Voilà la suite, qui je l'espère, vous plaira tout autant. En tout cas, merci pour vos reviews. Ca motive pour la suite ^^ So enjoy,

Chapitre 1

Le premier numéro vient de finir. Tout se bouscule, ça court partout et dans tous les sens. Eux, ils restent figés, les yeux dans les yeux. Pour eux, le temps semble s'être arrêter.

- Richard !

Une voix l'interpelle mais il ne peut quitter ses yeux d'elle. Hypnotisé, il l'est.

- Richard, c'est à toi !

- Hein ? … Oui, ok, répondit-il, en lâchant sa main.

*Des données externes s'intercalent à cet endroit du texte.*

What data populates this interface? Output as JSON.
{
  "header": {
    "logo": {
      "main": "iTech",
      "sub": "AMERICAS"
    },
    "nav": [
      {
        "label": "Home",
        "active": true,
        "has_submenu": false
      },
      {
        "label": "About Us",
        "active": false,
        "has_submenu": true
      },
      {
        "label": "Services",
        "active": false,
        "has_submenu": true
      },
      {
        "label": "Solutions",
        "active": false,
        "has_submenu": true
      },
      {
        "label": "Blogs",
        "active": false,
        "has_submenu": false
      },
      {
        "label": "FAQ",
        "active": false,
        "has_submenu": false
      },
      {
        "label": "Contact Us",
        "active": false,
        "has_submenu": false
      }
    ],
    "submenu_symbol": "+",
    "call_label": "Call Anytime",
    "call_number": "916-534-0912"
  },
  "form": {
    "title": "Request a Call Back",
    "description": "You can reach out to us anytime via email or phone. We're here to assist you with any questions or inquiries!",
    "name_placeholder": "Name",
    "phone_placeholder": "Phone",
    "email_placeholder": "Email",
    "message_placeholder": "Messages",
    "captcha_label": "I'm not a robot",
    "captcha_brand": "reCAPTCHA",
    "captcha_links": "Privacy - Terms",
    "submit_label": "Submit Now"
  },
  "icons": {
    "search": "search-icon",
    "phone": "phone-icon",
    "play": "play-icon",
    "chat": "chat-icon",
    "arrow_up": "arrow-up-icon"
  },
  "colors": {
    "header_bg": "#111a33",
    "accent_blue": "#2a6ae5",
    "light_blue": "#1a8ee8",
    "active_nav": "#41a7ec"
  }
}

Il est comme déçu d'être interrompu dans ce moment. Il aurait voulu profiter plus longtemps. Profiter de ses yeux verts, de ses traits de jeune adulte, lui révélant au passage que la vie n'a pas dû être très sympa avec elle. Il avait lu en elle, tel un livre ouvert à la bibliothèque du coin.

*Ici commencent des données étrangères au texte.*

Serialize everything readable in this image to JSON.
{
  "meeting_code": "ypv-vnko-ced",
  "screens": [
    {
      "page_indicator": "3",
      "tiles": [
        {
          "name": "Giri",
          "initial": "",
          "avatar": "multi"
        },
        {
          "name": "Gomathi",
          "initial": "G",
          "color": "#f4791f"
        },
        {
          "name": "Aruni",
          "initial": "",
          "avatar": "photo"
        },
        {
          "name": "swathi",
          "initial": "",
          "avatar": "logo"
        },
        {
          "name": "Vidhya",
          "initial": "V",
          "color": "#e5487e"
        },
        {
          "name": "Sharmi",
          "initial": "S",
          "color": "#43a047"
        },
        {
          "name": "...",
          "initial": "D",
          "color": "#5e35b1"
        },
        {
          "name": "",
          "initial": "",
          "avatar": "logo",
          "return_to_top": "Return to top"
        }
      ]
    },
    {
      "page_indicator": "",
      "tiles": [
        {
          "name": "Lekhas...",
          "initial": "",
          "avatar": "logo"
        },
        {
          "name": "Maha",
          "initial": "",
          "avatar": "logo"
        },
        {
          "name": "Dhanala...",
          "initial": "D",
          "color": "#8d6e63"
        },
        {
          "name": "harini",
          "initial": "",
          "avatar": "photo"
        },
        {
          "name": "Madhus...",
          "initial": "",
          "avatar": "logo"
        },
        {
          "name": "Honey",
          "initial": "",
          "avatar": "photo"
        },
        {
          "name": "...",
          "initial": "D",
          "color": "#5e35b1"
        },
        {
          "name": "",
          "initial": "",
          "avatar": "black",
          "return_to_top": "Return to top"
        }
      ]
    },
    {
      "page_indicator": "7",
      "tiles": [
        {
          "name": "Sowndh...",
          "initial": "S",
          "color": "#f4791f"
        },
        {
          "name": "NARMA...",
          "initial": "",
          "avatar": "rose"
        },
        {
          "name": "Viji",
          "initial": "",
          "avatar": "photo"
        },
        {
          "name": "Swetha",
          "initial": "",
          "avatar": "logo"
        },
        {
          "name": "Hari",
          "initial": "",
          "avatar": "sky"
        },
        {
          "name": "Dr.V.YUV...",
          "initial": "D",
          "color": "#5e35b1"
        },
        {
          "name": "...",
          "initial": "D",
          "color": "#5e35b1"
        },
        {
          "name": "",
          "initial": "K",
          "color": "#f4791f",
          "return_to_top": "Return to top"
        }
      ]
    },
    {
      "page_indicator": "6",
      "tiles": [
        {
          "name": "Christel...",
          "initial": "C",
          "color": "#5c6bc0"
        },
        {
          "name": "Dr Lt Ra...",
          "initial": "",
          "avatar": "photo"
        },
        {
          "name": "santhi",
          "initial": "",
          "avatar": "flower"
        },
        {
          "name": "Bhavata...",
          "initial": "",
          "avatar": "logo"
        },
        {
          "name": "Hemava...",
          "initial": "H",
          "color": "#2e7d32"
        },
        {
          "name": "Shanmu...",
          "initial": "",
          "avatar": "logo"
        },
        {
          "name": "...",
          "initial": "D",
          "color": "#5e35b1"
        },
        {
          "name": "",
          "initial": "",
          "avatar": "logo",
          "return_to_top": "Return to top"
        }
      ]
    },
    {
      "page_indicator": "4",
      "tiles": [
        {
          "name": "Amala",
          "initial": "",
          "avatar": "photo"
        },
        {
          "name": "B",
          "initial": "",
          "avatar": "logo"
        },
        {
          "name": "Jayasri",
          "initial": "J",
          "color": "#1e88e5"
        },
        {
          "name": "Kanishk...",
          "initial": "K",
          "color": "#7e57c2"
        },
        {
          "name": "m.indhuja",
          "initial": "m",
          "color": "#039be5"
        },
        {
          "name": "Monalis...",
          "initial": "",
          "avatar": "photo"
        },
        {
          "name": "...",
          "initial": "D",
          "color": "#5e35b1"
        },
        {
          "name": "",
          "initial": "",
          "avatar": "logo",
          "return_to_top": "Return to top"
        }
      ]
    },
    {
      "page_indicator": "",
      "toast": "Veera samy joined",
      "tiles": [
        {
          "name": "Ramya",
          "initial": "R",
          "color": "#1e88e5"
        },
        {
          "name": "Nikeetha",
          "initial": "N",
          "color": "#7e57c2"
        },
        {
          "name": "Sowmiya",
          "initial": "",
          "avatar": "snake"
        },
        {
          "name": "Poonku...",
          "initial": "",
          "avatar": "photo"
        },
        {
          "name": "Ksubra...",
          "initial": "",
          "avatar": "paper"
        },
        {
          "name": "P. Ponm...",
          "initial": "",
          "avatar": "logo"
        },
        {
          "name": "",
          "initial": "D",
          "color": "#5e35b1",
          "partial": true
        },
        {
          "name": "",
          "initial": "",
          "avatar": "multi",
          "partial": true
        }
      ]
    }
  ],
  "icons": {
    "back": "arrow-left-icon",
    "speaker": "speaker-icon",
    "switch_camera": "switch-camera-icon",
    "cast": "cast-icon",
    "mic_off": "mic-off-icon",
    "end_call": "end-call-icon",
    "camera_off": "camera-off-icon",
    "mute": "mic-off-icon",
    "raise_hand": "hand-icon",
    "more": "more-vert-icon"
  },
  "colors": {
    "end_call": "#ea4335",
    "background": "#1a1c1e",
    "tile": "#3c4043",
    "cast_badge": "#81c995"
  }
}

Il regarda sa mère, lui sourit puis partit en direction de la scène.

Elle, elle ne dit mot, ses yeux le fixant toujours. Elle le regarde de derrière le rideau. Elle se souvient de ses yeux bleus océans, lui donnant envie de s'y perdre tout le temps. Elle ne comprenait pas ce qu'il venait de se passer mais ce contact lui avait réchauffé le cœur. Pour la première fois depuis quatre mois, elle se sentait un peu mieux. Peut-être est-ce lui le déclic vers sa guérison ? Celui qui lui permettrait de sortir la tête de l'eau. Mais à 20 ans, comment peut-on savoir ce qui est bien pour nous ? Que savons-nous de l'amour à cet âge-là ? A 20 ans, la vie ne fait que commencer. On profite, on s'amuse, on va à droite et à gauche. Elle, elle n'est pas comme ça. Elle aurait pu mais le destin lui a fait changer de route, l'enfonçant vers les profondeurs des abîmes. Serait-il la lumière qui la sauverait ?

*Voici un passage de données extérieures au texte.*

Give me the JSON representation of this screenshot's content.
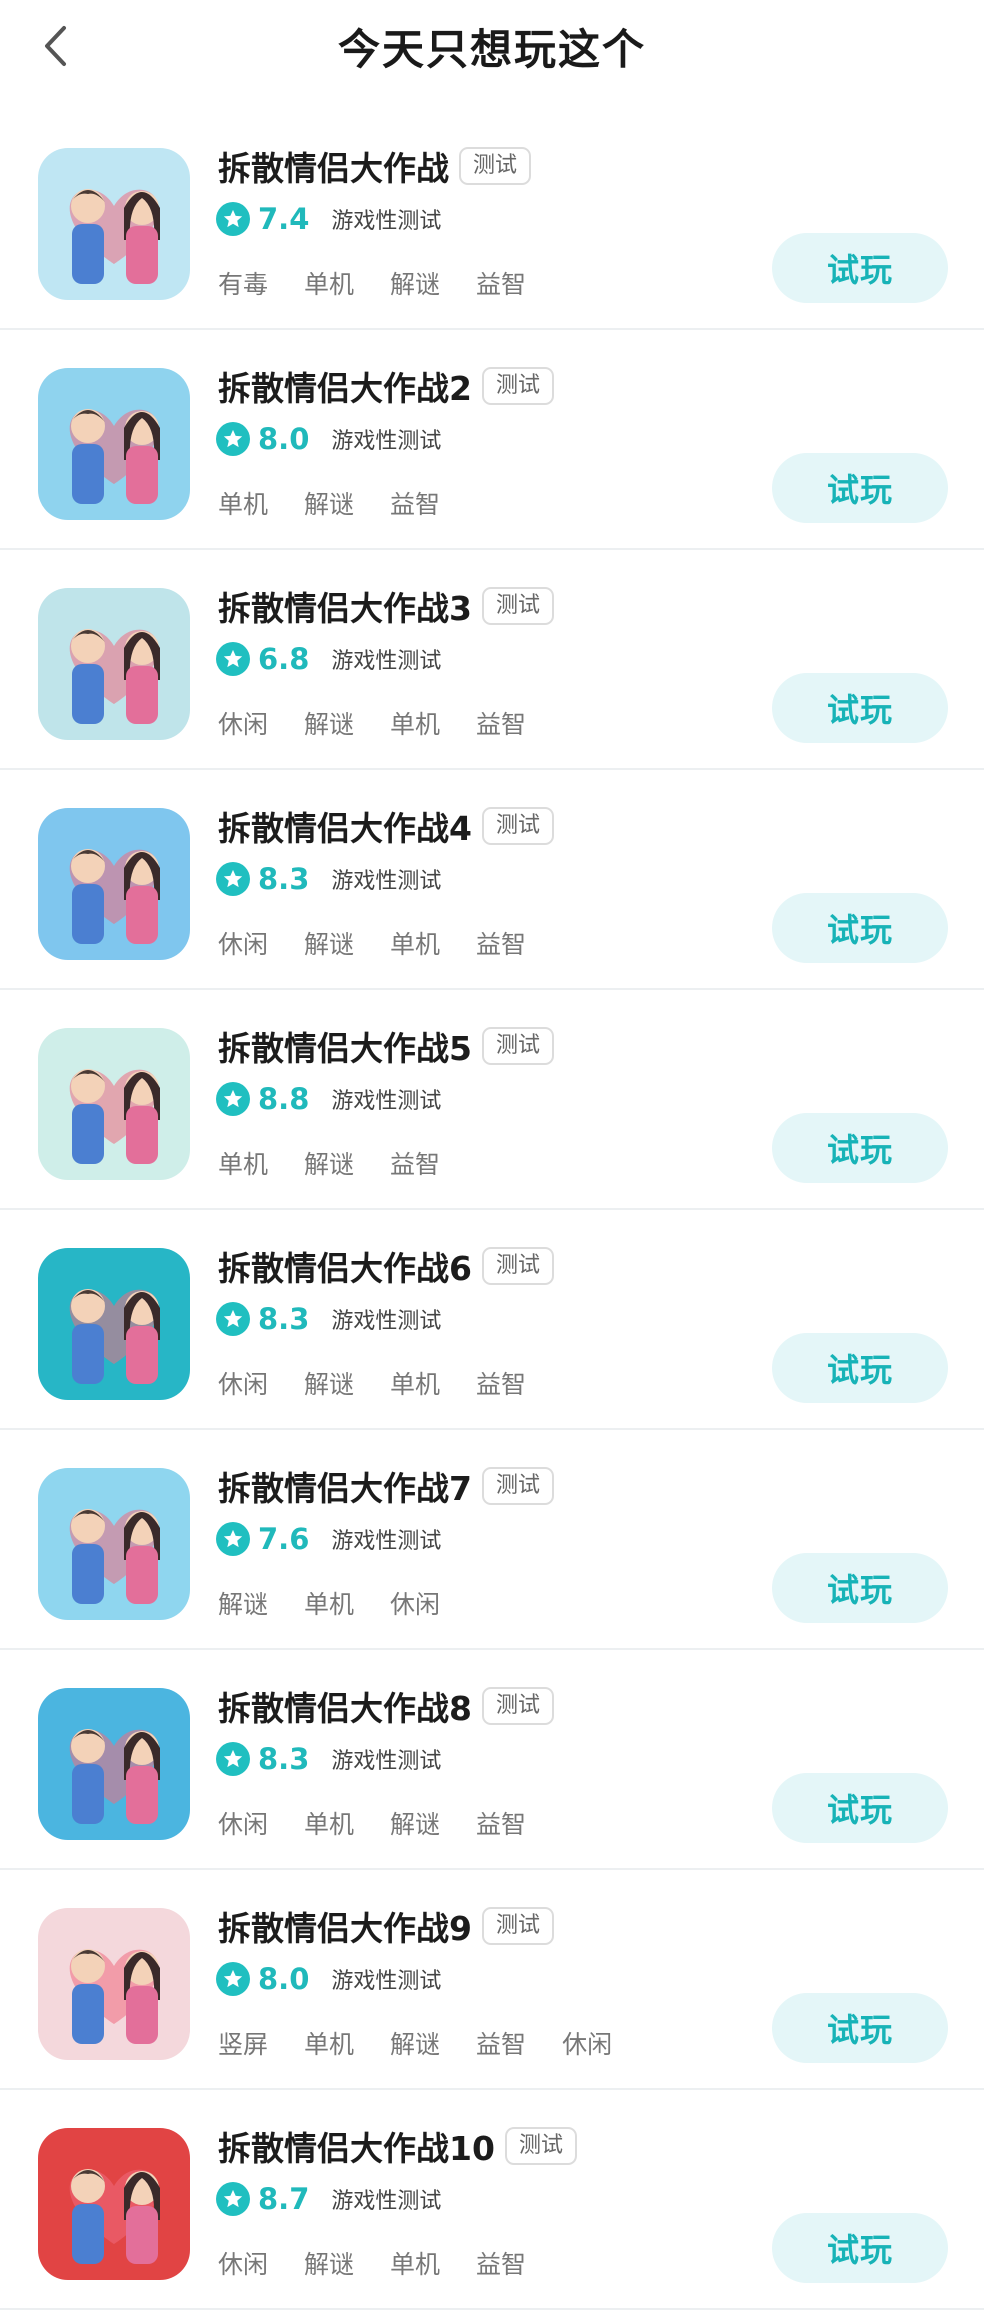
{
  "header": {
    "title": "今天只想玩这个"
  },
  "games": [
    {
      "name": "拆散情侣大作战",
      "badge": "测试",
      "score": "7.4",
      "genre": "游戏性测试",
      "tags": [
        "有毒",
        "单机",
        "解谜",
        "益智"
      ],
      "button": "试玩",
      "icon_color": "#bfe6f3"
    },
    {
      "name": "拆散情侣大作战2",
      "badge": "测试",
      "score": "8.0",
      "genre": "游戏性测试",
      "tags": [
        "单机",
        "解谜",
        "益智"
      ],
      "button": "试玩",
      "icon_color": "#8fd3ee"
    },
    {
      "name": "拆散情侣大作战3",
      "badge": "测试",
      "score": "6.8",
      "genre": "游戏性测试",
      "tags": [
        "休闲",
        "解谜",
        "单机",
        "益智"
      ],
      "button": "试玩",
      "icon_color": "#bfe4ea"
    },
    {
      "name": "拆散情侣大作战4",
      "badge": "测试",
      "score": "8.3",
      "genre": "游戏性测试",
      "tags": [
        "休闲",
        "解谜",
        "单机",
        "益智"
      ],
      "button": "试玩",
      "icon_color": "#7fc6ee"
    },
    {
      "name": "拆散情侣大作战5",
      "badge": "测试",
      "score": "8.8",
      "genre": "游戏性测试",
      "tags": [
        "单机",
        "解谜",
        "益智"
      ],
      "button": "试玩",
      "icon_color": "#cfeee9"
    },
    {
      "name": "拆散情侣大作战6",
      "badge": "测试",
      "score": "8.3",
      "genre": "游戏性测试",
      "tags": [
        "休闲",
        "解谜",
        "单机",
        "益智"
      ],
      "button": "试玩",
      "icon_color": "#27b6c6"
    },
    {
      "name": "拆散情侣大作战7",
      "badge": "测试",
      "score": "7.6",
      "genre": "游戏性测试",
      "tags": [
        "解谜",
        "单机",
        "休闲"
      ],
      "button": "试玩",
      "icon_color": "#8fd6ef"
    },
    {
      "name": "拆散情侣大作战8",
      "badge": "测试",
      "score": "8.3",
      "genre": "游戏性测试",
      "tags": [
        "休闲",
        "单机",
        "解谜",
        "益智"
      ],
      "button": "试玩",
      "icon_color": "#4bb5e0"
    },
    {
      "name": "拆散情侣大作战9",
      "badge": "测试",
      "score": "8.0",
      "genre": "游戏性测试",
      "tags": [
        "竖屏",
        "单机",
        "解谜",
        "益智",
        "休闲"
      ],
      "button": "试玩",
      "icon_color": "#f4d8dc"
    },
    {
      "name": "拆散情侣大作战10",
      "badge": "测试",
      "score": "8.7",
      "genre": "游戏性测试",
      "tags": [
        "休闲",
        "解谜",
        "单机",
        "益智"
      ],
      "button": "试玩",
      "icon_color": "#e14444"
    }
  ],
  "accent": "#20bfc0",
  "icons": {
    "back": "chevron-left-icon",
    "rating": "star-icon"
  }
}
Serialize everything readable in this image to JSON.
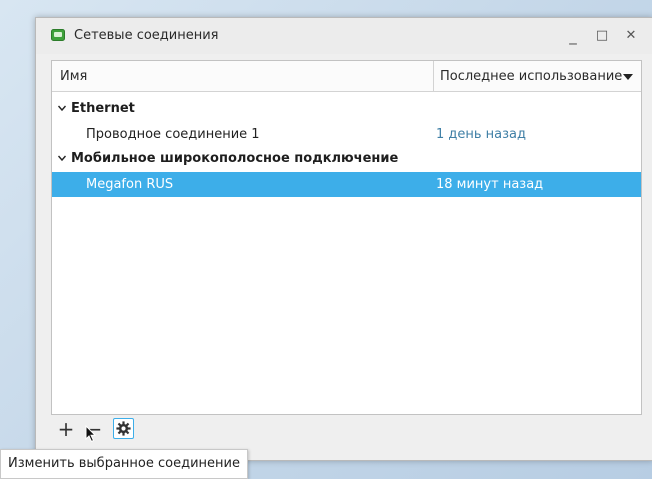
{
  "window": {
    "title": "Сетевые соединения",
    "minimize_label": "_",
    "maximize_label": "□",
    "close_label": "✕"
  },
  "columns": {
    "name": "Имя",
    "last_used": "Последнее использование"
  },
  "groups": [
    {
      "label": "Ethernet",
      "connections": [
        {
          "name": "Проводное соединение 1",
          "last_used": "1 день назад",
          "selected": false
        }
      ]
    },
    {
      "label": "Мобильное широкополосное подключение",
      "connections": [
        {
          "name": "Megafon RUS",
          "last_used": "18 минут назад",
          "selected": true
        }
      ]
    }
  ],
  "toolbar": {
    "add_label": "+",
    "remove_label": "−",
    "edit_icon": "gear-icon"
  },
  "tooltip": {
    "text": "Изменить выбранное соединение"
  },
  "colors": {
    "selection": "#3daee9",
    "time_text": "#3f7fa6",
    "app_icon": "#3ea13b"
  }
}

- Venez, je vais vous présenter au reste de la troupe, commença Martha.

La trapéziste hocha la tête, machinalement, puis suivit celle que tout le monde appelait « Madame ». Elle avait entendu ce substantif de la part de certains techniciens. Peut-être devrait-elle l'appeler comme ça ?

- Nous avons quelques règles par ici, somme toute, pas très excessives mais qu'il faut quand même respecter, continua la « comptable ».

Elle énuméra ces fameuses règles, gesticulant ses bras un peu partout sur son passage. Puis, sans crier gare, elle expliqua toute l'histoire de leur famille et le lien qui les unissait eux et le cirque. Histoire qui pourrait s'écouter autour d'un bon feu, un soir d'hiver. Non pas le premier jour de travail.

- Nous y sommes, dit-elle, en s'arrêtant net.

C'était un petit chapiteau, sans grande fortune mais assez pour abriter les quelques personnes venues se ressourcer.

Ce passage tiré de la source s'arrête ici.